Kopi Tanah Diam

Danri AS
Chapter #1

1. Idealis

Namaku adalah Kopi. Orang tuaku memberikan namaku Kopi, karena mereka memiliki kebun kopi yang luas. Kebun kopi itu memberikan keuntungan finansial bagi keluargaku. Aku bisa kuliah dan memiliki rumah pribadi, itu semua dari hasil kebun kopi.

Sehingga Kopi menjadi namaku, dengan harapan bisa berguna bagi banyak orang. Ceritaku dimulai pada tahun 1994, saat itu aku mahasiswa calon doktor. Tahun dimana aku akan menyusun disertasi.

Aku sangat tertarik dengan sebuah kisah budaya primitif. Sebuah pulau yang sangat terluar, menjadi keinginanku untuk ke sana. Sebab, aku yakin kebudayaan di sana masihlah sangat primitif. Pulau itu sudah menjadi misteri, sebab dari aku kecil hanya cerita angker yang aku dengar tentang pulau itu.

Berulang kali aku mengajukan tema disertasi selalu di tolak. Judulku bisa diterima namun lokasi penelitian tidak bisa di Pulau Diam. Pulau Diam adalah sebuah pulau yang sangat ditakuti oleh orang-orang. Pulau itu terkenal angker, sebab masih di huni suku kanibal yang sangat tertutup dengan dunia luar.

Pulau Diam hanya ibarat dongeng. Cerita dari mulut ke mulut, di mana inti ceritanya pulau itu keramat. Siapapun ke sana pasti akan mati. Hanya itu saja berulang kali saya dengar, jika ada bercerita tentang Pulau Diam.

Ketika duduk di bangku SMA, teman-temanku juga sering bercerita tentang pulau itu. Kepala akan di penggal jika ke sana. Seluruh organ tubuh akan di masak untuk jadi santapan. Mata akan di congkel dan di buang ke laut. Beberapa opini temanku terdahulu tentang Pulau Diam.

Jika di tanya, mereka juga mengetahui cerita itu dari orang tuanya. Namun orang tua mereka juga mengetahui cerita itu dari orang tuanya. Cerita itu seakan sambung menyambung, dari satu generasi ke generasi. Sampai sekarang aku belum pernah mendengar cerita langsung, orang yang pernah ke Pulau itu.

Jika aku bertanya pada orang tuaku. Jawabannya hampir sama dengan orang tua temanku. Setiap orang ke Pulau Diam, pasti mati karena di kubur hidup-hidup. Hanya itu saja berulang opini orang tuaku tentang Pulau Diam.

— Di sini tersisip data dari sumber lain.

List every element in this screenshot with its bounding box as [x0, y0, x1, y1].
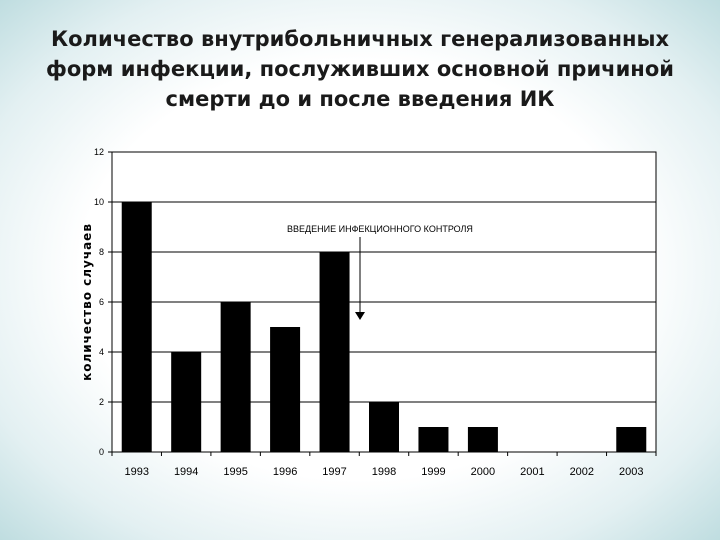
y-axis-ticks: 0 2 4 6 8 10 12	[94, 147, 112, 457]
x-tick-label: 1998	[372, 466, 396, 478]
x-tick-label: 1999	[421, 466, 445, 478]
slide-title: Количество внутрибольничных генерализова…	[46, 27, 674, 111]
bar-1993	[121, 202, 152, 452]
annotation-arrow-head	[355, 312, 365, 320]
bar-1996	[270, 327, 301, 452]
x-tick-label: 2002	[570, 466, 594, 478]
x-tick-label: 1995	[223, 466, 247, 478]
y-tick-label: 4	[99, 347, 104, 357]
bar-1997	[319, 252, 350, 452]
x-tick-label: 2000	[471, 466, 495, 478]
y-tick-label: 8	[99, 247, 104, 257]
y-tick-label: 10	[94, 197, 104, 207]
x-tick-label: 1997	[322, 466, 346, 478]
bar-1999	[418, 427, 449, 452]
x-tick-label: 1996	[273, 466, 297, 478]
y-tick-label: 0	[99, 447, 104, 457]
bar-2003	[616, 427, 647, 452]
x-axis-ticks: 1993 1994 1995 1996 1997 1998 1999 2000 2001 2002…	[111, 452, 657, 478]
x-tick-label: 1993	[124, 466, 148, 478]
x-tick-label: 2003	[619, 466, 643, 478]
y-tick-label: 12	[94, 147, 104, 157]
bar-1998	[369, 402, 399, 452]
x-tick-label: 2001	[520, 466, 544, 478]
y-tick-label: 6	[99, 297, 104, 307]
y-axis-label: количество случаев	[80, 223, 94, 381]
bar-1995	[220, 302, 251, 452]
bar-2000	[467, 427, 498, 452]
bars	[121, 202, 647, 452]
x-tick-label: 1994	[174, 466, 198, 478]
bar-1994	[171, 352, 202, 452]
y-tick-label: 2	[99, 397, 104, 407]
annotation: ВВЕДЕНИЕ ИНФЕКЦИОННОГО КОНТРОЛЯ	[287, 224, 473, 320]
annotation-text: ВВЕДЕНИЕ ИНФЕКЦИОННОГО КОНТРОЛЯ	[287, 224, 473, 234]
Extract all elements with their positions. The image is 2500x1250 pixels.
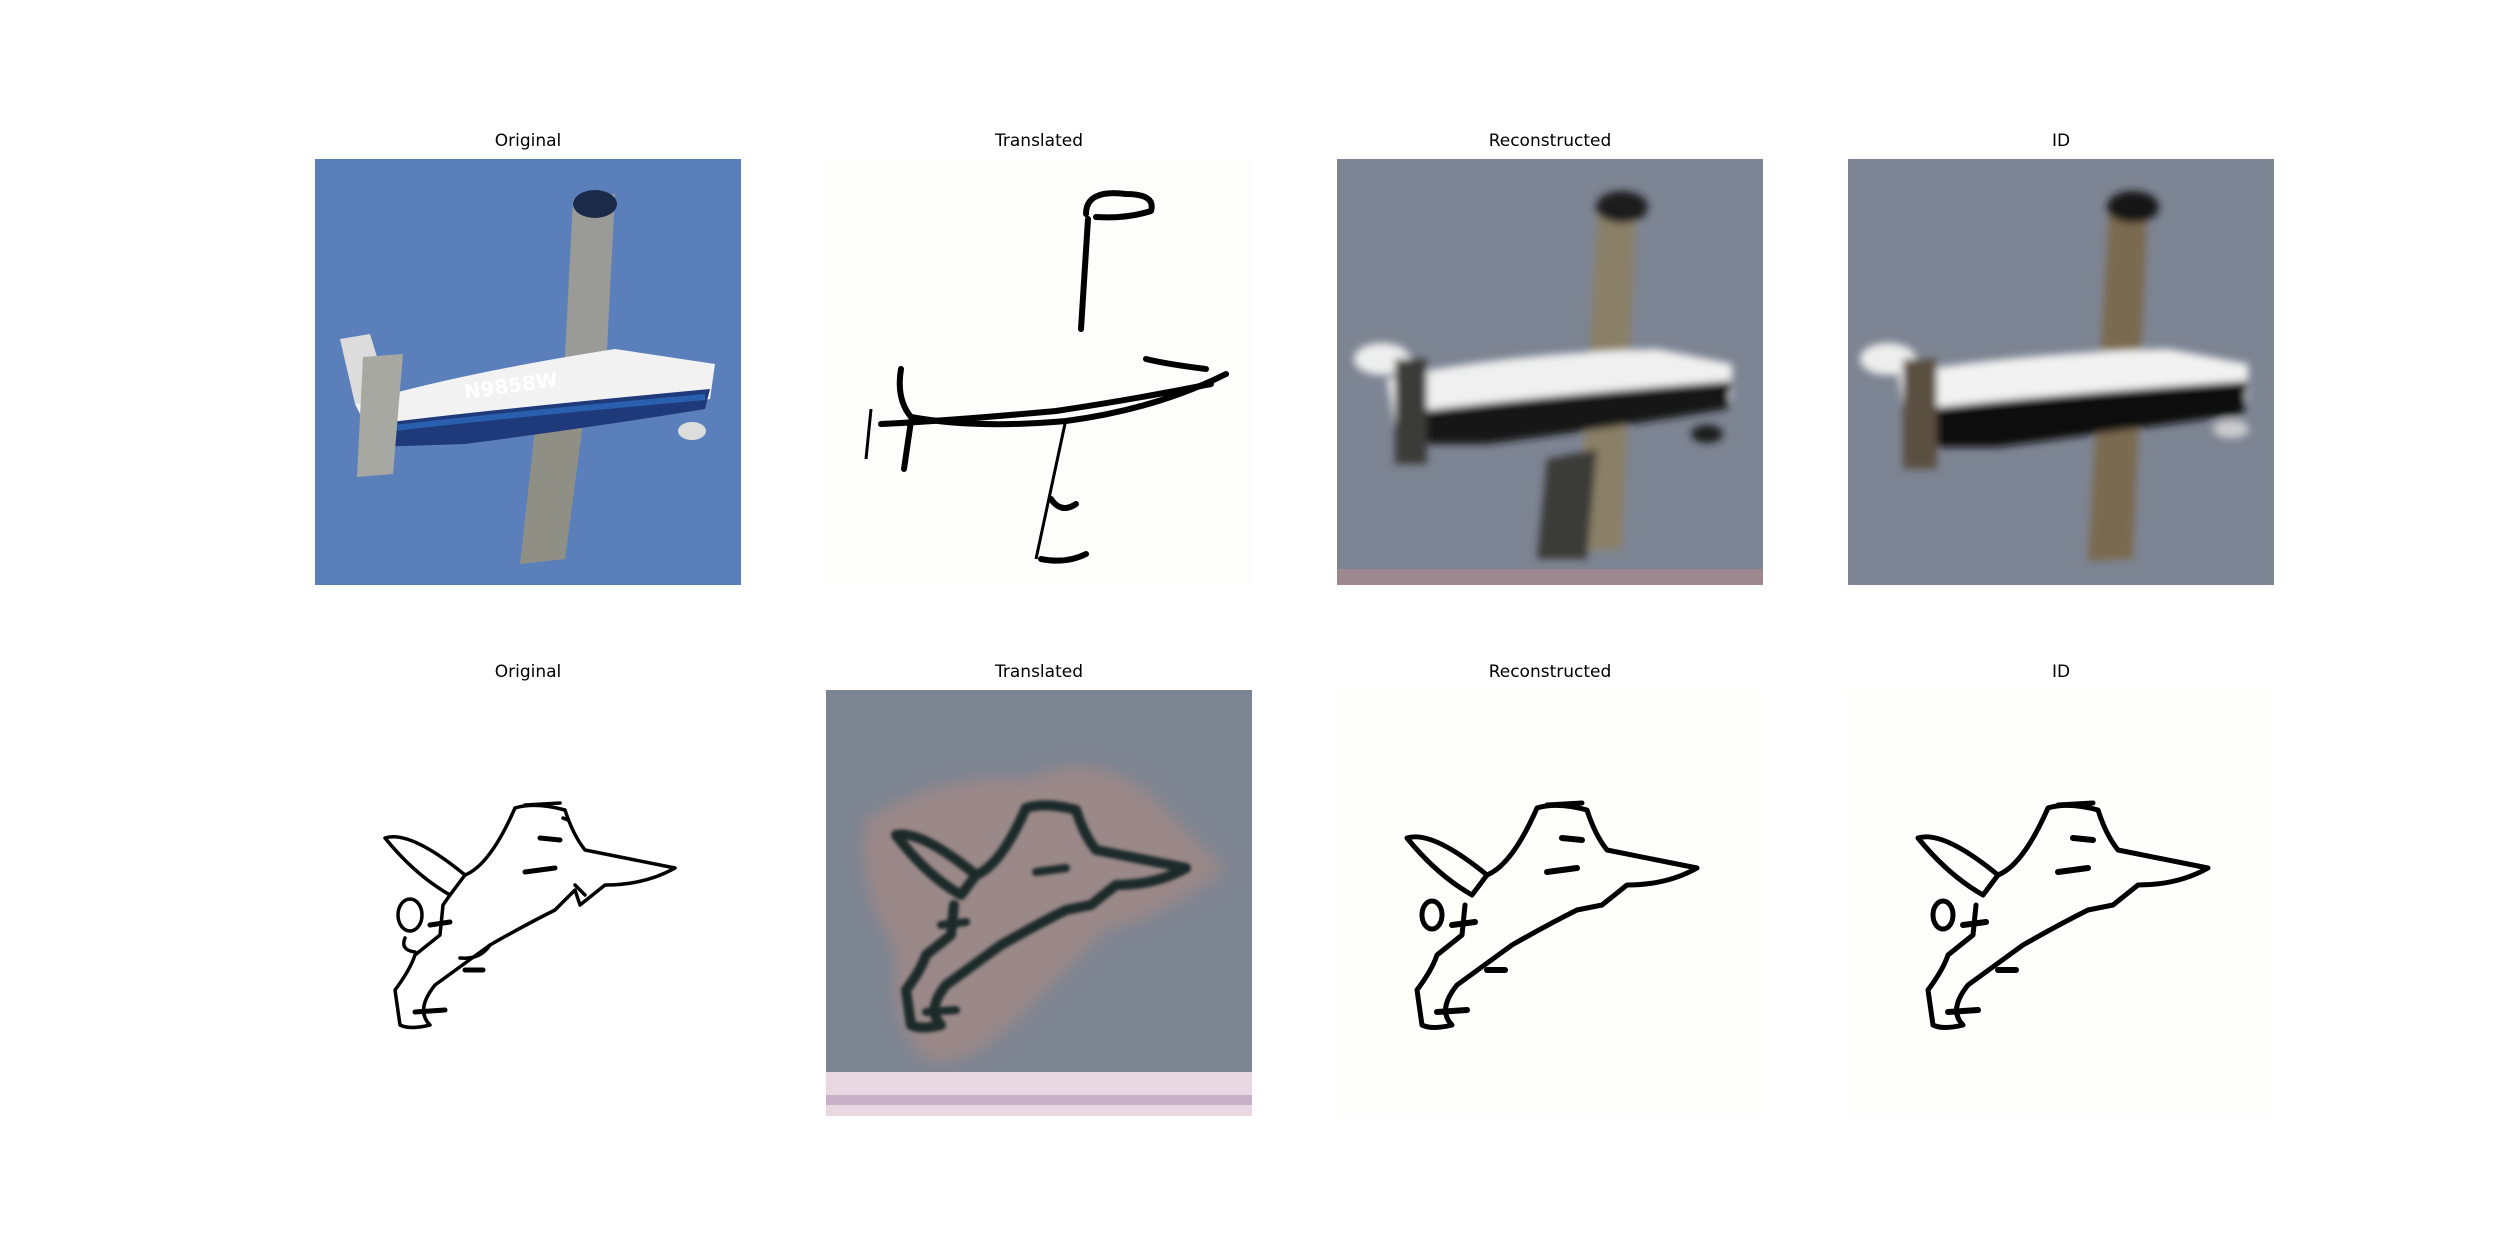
reconstructed-sketch-image: [1337, 690, 1763, 1116]
original-sketch-image: [315, 690, 741, 1116]
id-photo-image: [1848, 159, 2274, 585]
panel-title: Translated: [995, 662, 1083, 682]
panel-title: Reconstructed: [1488, 131, 1612, 151]
panel-title: Original: [494, 662, 562, 682]
panel-title: ID: [2051, 662, 2071, 682]
panel-title: Translated: [995, 131, 1083, 151]
reconstructed-photo-image: [1337, 159, 1763, 585]
panel-title: Original: [494, 131, 562, 151]
id-sketch-image: [1848, 690, 2274, 1116]
panel-title: Reconstructed: [1488, 662, 1612, 682]
panel-title: ID: [2051, 131, 2071, 151]
original-photo-image: N9858W: [315, 159, 741, 585]
translated-photo-image: [826, 690, 1252, 1116]
translated-sketch-image: [826, 159, 1252, 585]
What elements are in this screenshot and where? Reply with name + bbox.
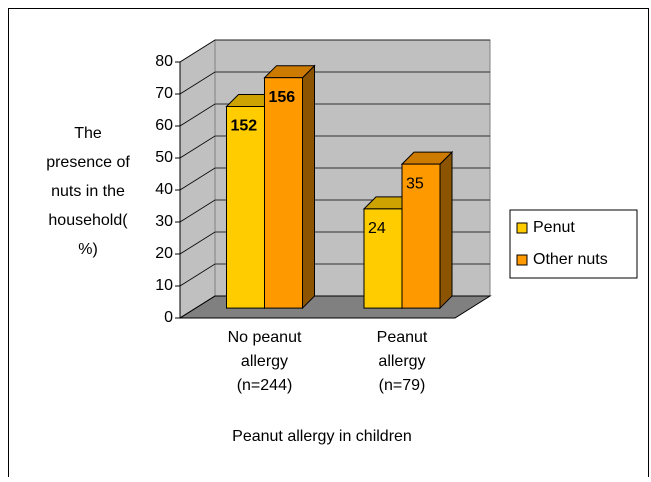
x-tick-label: No peanut: [228, 329, 302, 346]
bar: [401, 163, 441, 309]
x-tick-label: (n=79): [379, 377, 426, 394]
legend-label: Penut: [533, 219, 575, 236]
y-tick-label: 70: [155, 85, 173, 102]
x-tick-label: allergy: [378, 353, 425, 370]
bar-side: [439, 150, 453, 310]
y-axis-title: nuts in the: [51, 183, 125, 200]
bar-side: [302, 64, 315, 310]
chart-border: [8, 8, 649, 482]
legend-swatch: [516, 254, 528, 266]
y-tick-label: 30: [155, 213, 173, 230]
data-label: 156: [269, 89, 296, 106]
grid-line: [179, 103, 490, 127]
x-axis-title: Peanut allergy in children: [232, 428, 412, 445]
data-label: 24: [368, 220, 386, 237]
grid-line: [179, 39, 490, 63]
grid-line: [179, 135, 490, 159]
x-tick-label: Peanut: [377, 329, 428, 346]
y-tick-label: 40: [155, 181, 173, 198]
legend-label: Other nuts: [533, 251, 608, 268]
data-label: 35: [406, 175, 424, 192]
bar: [264, 77, 303, 309]
y-axis-title: presence of: [46, 154, 130, 171]
grid-line: [179, 71, 490, 95]
y-tick-label: 80: [155, 53, 173, 70]
grid-line: [179, 167, 490, 191]
y-tick-label: 50: [155, 149, 173, 166]
y-tick-label: 0: [164, 309, 173, 326]
legend-swatch: [516, 222, 528, 234]
y-tick-label: 10: [155, 277, 173, 294]
x-tick-label: allergy: [241, 353, 288, 370]
y-axis-title: %): [78, 241, 98, 258]
data-label: 152: [231, 118, 258, 135]
y-tick-label: 60: [155, 117, 173, 134]
x-tick-label: (n=244): [237, 377, 293, 394]
y-tick-label: 20: [155, 245, 173, 262]
legend-box: [509, 209, 638, 279]
bar: [226, 106, 265, 309]
y-axis-title: household(: [48, 212, 128, 229]
y-axis-title: The: [74, 125, 102, 142]
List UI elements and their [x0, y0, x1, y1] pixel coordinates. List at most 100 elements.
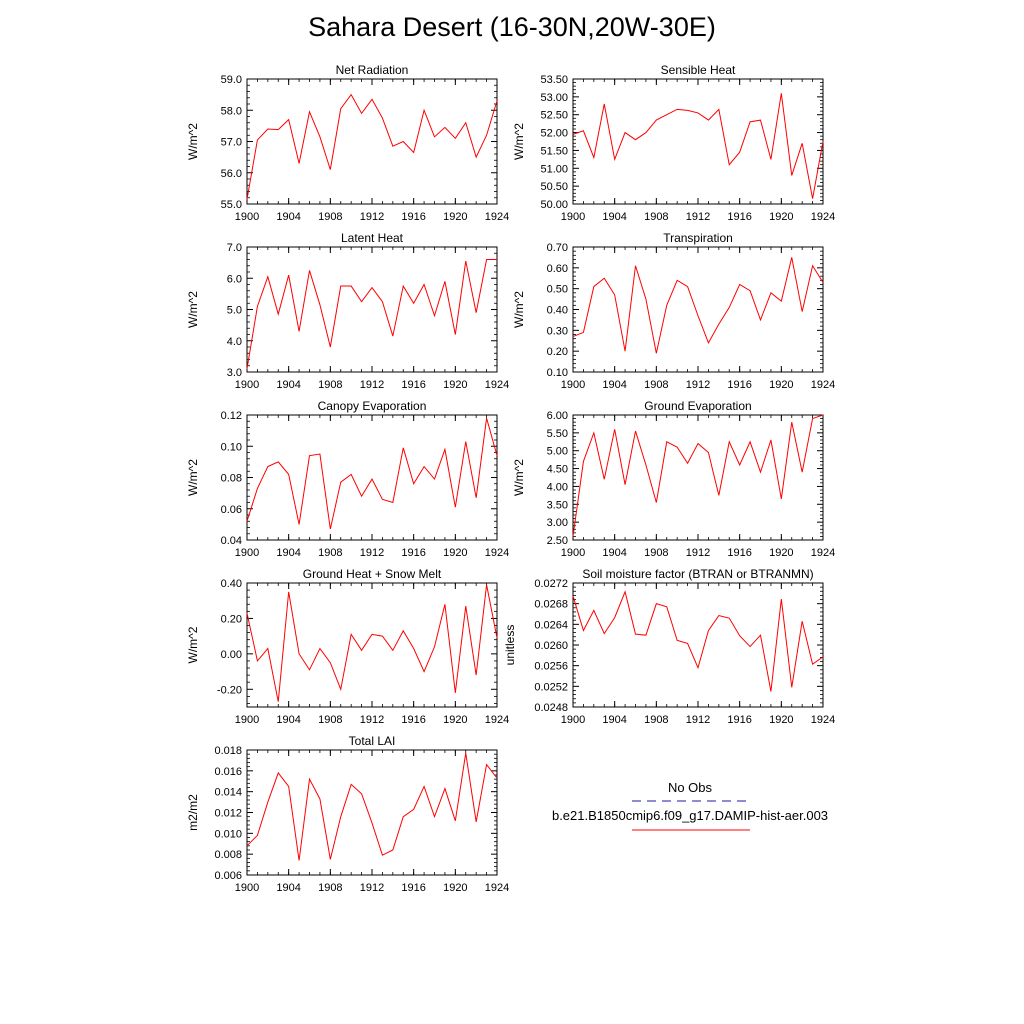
x-tick-label: 1924: [811, 379, 835, 391]
x-tick-label: 1912: [686, 379, 710, 391]
y-tick-label: 3.0: [227, 367, 242, 379]
chart-panel-5: 1900 1904 1908 1912 1916 1920 1924 2.50 3.00 3.50…: [512, 399, 835, 559]
y-tick-label: 0.20: [221, 613, 242, 625]
x-tick-label: 1916: [401, 379, 425, 391]
legend-model-label: b.e21.B1850cmip6.f09_g17.DAMIP-hist-aer.…: [552, 808, 828, 823]
x-tick-label: 1900: [235, 882, 259, 894]
x-tick-label: 1920: [443, 547, 467, 559]
panel-title: Canopy Evaporation: [318, 399, 427, 413]
x-tick-label: 1916: [727, 547, 751, 559]
y-axis-label: W/m^2: [186, 626, 200, 663]
y-tick-label: 0.30: [547, 325, 568, 337]
x-tick-label: 1916: [727, 379, 751, 391]
panel-title: Ground Evaporation: [644, 399, 751, 413]
y-tick-label: 0.20: [547, 346, 568, 358]
y-tick-label: 0.010: [214, 828, 242, 840]
x-tick-label: 1916: [401, 714, 425, 726]
legend-obs-label: No Obs: [668, 780, 713, 795]
y-tick-label: 57.0: [221, 137, 242, 149]
panel-title: Transpiration: [663, 231, 733, 245]
y-axis-label: W/m^2: [186, 291, 200, 328]
x-tick-label: 1912: [360, 211, 384, 223]
x-tick-label: 1920: [443, 714, 467, 726]
x-tick-label: 1924: [485, 714, 509, 726]
x-tick-label: 1908: [318, 714, 342, 726]
series-line: [246, 259, 497, 369]
y-tick-label: 0.10: [547, 367, 568, 379]
y-tick-label: 4.00: [547, 481, 568, 493]
legend: No Obs b.e21.B1850cmip6.f09_g17.DAMIP-his…: [552, 780, 828, 831]
y-tick-label: 0.0272: [534, 578, 568, 590]
y-axis-label: W/m^2: [512, 291, 526, 328]
y-tick-label: 0.0268: [534, 599, 568, 611]
series-line: [572, 257, 824, 354]
y-tick-label: 0.0260: [534, 640, 568, 652]
series-line: [246, 584, 498, 702]
x-tick-label: 1900: [235, 379, 259, 391]
y-tick-label: 0.50: [547, 284, 568, 296]
figure-title: Sahara Desert (16-30N,20W-30E): [308, 12, 716, 42]
panel-title: Sensible Heat: [661, 63, 736, 77]
y-tick-label: 0.06: [221, 504, 242, 516]
x-tick-label: 1908: [644, 379, 668, 391]
y-tick-label: 55.0: [221, 199, 242, 211]
y-tick-label: 0.70: [547, 242, 568, 254]
plot-frame: [246, 78, 498, 205]
y-tick-label: 4.50: [547, 464, 568, 476]
y-tick-label: 53.00: [540, 92, 568, 104]
x-tick-label: 1904: [602, 379, 626, 391]
y-tick-label: 0.014: [214, 787, 242, 799]
plot-frame: [246, 749, 498, 876]
x-tick-label: 1908: [318, 547, 342, 559]
y-axis-label: m2/m2: [186, 794, 200, 831]
y-tick-label: 53.50: [540, 74, 568, 86]
x-tick-label: 1920: [769, 379, 793, 391]
x-tick-label: 1900: [561, 714, 585, 726]
y-tick-label: 58.0: [221, 105, 242, 117]
x-tick-label: 1904: [276, 211, 300, 223]
x-tick-label: 1920: [443, 211, 467, 223]
x-tick-label: 1924: [811, 211, 835, 223]
y-tick-label: 2.50: [547, 535, 568, 547]
y-tick-label: 0.12: [221, 410, 242, 422]
plot-frame: [572, 414, 824, 541]
y-tick-label: 51.50: [540, 145, 568, 157]
y-tick-label: 5.00: [547, 446, 568, 458]
x-tick-label: 1900: [561, 211, 585, 223]
x-tick-label: 1904: [276, 714, 300, 726]
y-tick-label: -0.20: [217, 684, 242, 696]
x-tick-label: 1908: [318, 882, 342, 894]
y-tick-label: 0.018: [214, 745, 242, 757]
x-tick-label: 1920: [769, 211, 793, 223]
chart-panel-4: 1900 1904 1908 1912 1916 1920 1924 0.04 0.06 0.08…: [186, 399, 509, 559]
x-tick-label: 1900: [235, 547, 259, 559]
y-tick-label: 0.40: [547, 305, 568, 317]
x-tick-label: 1912: [360, 547, 384, 559]
y-tick-label: 59.0: [221, 74, 242, 86]
x-tick-label: 1904: [602, 714, 626, 726]
plot-frame: [246, 246, 498, 373]
x-tick-label: 1924: [485, 882, 509, 894]
y-tick-label: 6.00: [547, 410, 568, 422]
y-tick-label: 5.50: [547, 428, 568, 440]
y-tick-label: 5.0: [227, 305, 242, 317]
y-tick-label: 51.00: [540, 163, 568, 175]
y-axis-label: W/m^2: [186, 459, 200, 496]
y-axis-label: unitless: [503, 625, 517, 666]
chart-panel-3: 1900 1904 1908 1912 1916 1920 1924 0.10 0.20 0.30…: [512, 231, 835, 391]
y-tick-label: 0.0256: [534, 661, 568, 673]
x-tick-label: 1916: [727, 714, 751, 726]
x-tick-label: 1908: [318, 211, 342, 223]
x-tick-label: 1904: [602, 211, 626, 223]
x-tick-label: 1900: [561, 547, 585, 559]
series-line: [246, 417, 498, 530]
x-tick-label: 1920: [769, 547, 793, 559]
chart-panel-0: 1900 1904 1908 1912 1916 1920 1924 55.0 56.0 57.0…: [186, 63, 509, 223]
x-tick-label: 1920: [443, 882, 467, 894]
panel-title: Net Radiation: [336, 63, 409, 77]
x-tick-label: 1908: [318, 379, 342, 391]
series-line: [572, 414, 824, 537]
plot-frame: [246, 582, 498, 708]
y-tick-label: 0.10: [221, 441, 242, 453]
x-tick-label: 1912: [360, 882, 384, 894]
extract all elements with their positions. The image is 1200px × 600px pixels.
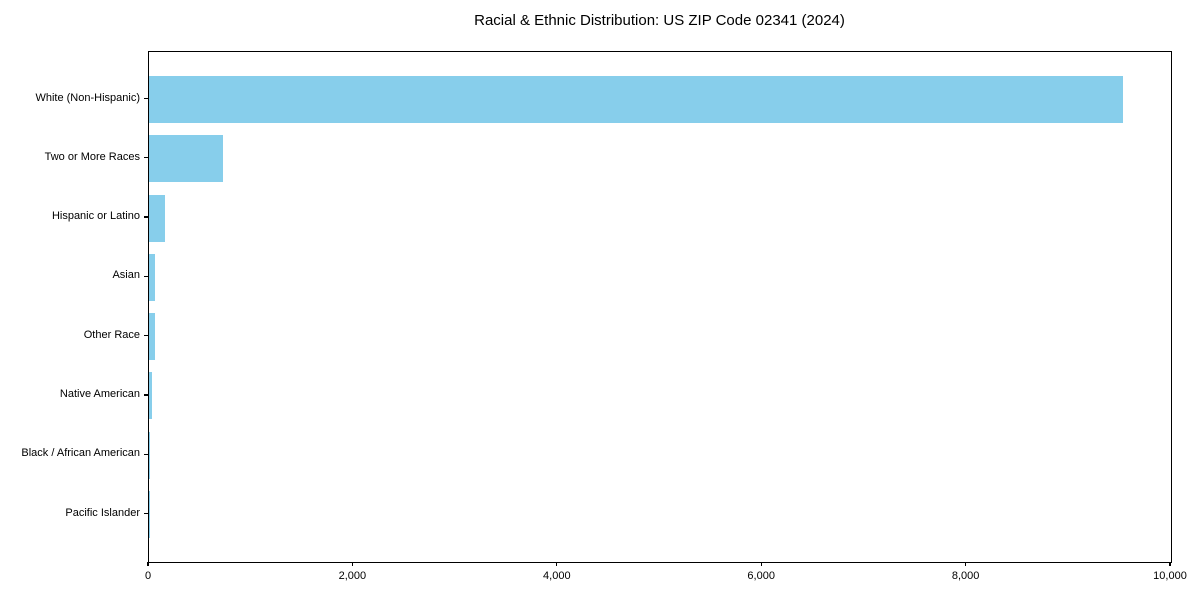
x-tick [760,562,762,566]
x-tick-label: 4,000 [543,570,571,582]
y-tick [144,453,148,455]
y-tick-label: Other Race [83,328,140,341]
x-tick [965,562,967,566]
x-tick-label: 8,000 [951,570,980,582]
x-tick-label: 0 [144,570,152,582]
x-tick [556,562,558,566]
y-tick-label: Two or More Races [44,150,140,163]
x-tick [351,562,353,566]
bar-native-american [149,372,153,420]
y-tick-label: Pacific Islander [65,506,140,519]
y-tick [144,97,148,100]
bar-asian [149,253,156,301]
bar-black-african-american [149,431,151,479]
y-tick [144,216,148,218]
x-tick [147,562,149,566]
y-tick [144,512,148,515]
y-tick [144,335,148,337]
x-tick-label: 6,000 [747,570,775,582]
y-tick-label: Asian [112,269,140,282]
x-tick-label: 10,000 [1153,570,1187,582]
bar-two-or-more-races [149,135,224,183]
y-tick-label: Black / African American [21,447,140,460]
y-tick [144,394,148,396]
bar-white-non-hispanic [149,76,1123,123]
x-tick [1169,562,1171,566]
y-tick [144,157,148,159]
x-tick-label: 2,000 [338,570,367,582]
bar-other-race [149,313,155,361]
bar-hispanic-or-latino [149,194,165,242]
y-tick-label: Native American [59,387,140,400]
y-tick-label: White (Non-Hispanic) [35,91,140,104]
y-tick [144,275,148,277]
y-tick-label: Hispanic or Latino [51,210,140,223]
chart-title: Racial & Ethnic Distribution: US ZIP Cod… [474,12,845,29]
plot-area [148,51,1172,563]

Jika ke Pulau Diam, harus mempunyai ilmu kanuragan. Sebab Pulau Diam, di jaga oleh mahluk-mahluk halus. Beragam mahluk halus sudah sejak dahulu tinggal di pulau itu. Ini adalah opini dari tentanggaku yang sudah tua. Dia seorang suku Jawa yang masih memegang teguh budaya lokal.

"Kamu jangan keras kepala, kami tidak ingin kau mati muda Kopi" kata Pak Rudi. Entah sudah berapa kali itu menjadi alasan Pak Rudi sebagai kepala departemen menolak tema disertasi ku. Pak Rudi juga sudah bosan melihatku. Sebab aku selalu berusaha meluluhkan hatinya.

Berulang kali, aku bersikeras membujuk pak Rudi untuk menyetujui lokasi penelitianku. Namun hal itu sia-sia, tidak pernah disetujui dengan pertimbangan keselamatan.

Aku sudah membuat surat pernyataan. Bahwasanya masalah keselamatan ketika penelitian di Pulau Diam, menjadi tanggung jawab pribadi. Hal itu tetap saja tidak bisa mendapatkan tanda tangan dan persetujuan Pak Rudi. Hampir setiap malam aku gelisah memikirkan solusi mematahkan hati kepala departemen. Sudah banyak cara aku lakukan, hasilnya sama saja.

Orang tua ku sudah mendesak, agar tahun ini aku bisa wisuda dan menikah. Sebab umur ku sudah 37 tahun. Mereka sudah bosan melihat ku kuliah selalu, sejak aku tamat SMA. Aku juga menrahasiakan niat pergi ke pulau Diam kepada orang tuaku. Jika mereka tau, sudah aku pastikan mereka pasti sama dengan Pak Rudi.

Begitu banyak pertimbangan, akhirnya aku mengganti lokasi penelitian. Sesuai dengan anjuran kepala departemen, aku melakukan penelitian ke suku primitif di tempat lain. Begitu berat kaki ku melangkah dari ruangan kepala departemen. Disertasi ku telah disetujui, namun bukan di lokasi yang aku inginkan. Brengsek, kataku dalam hati.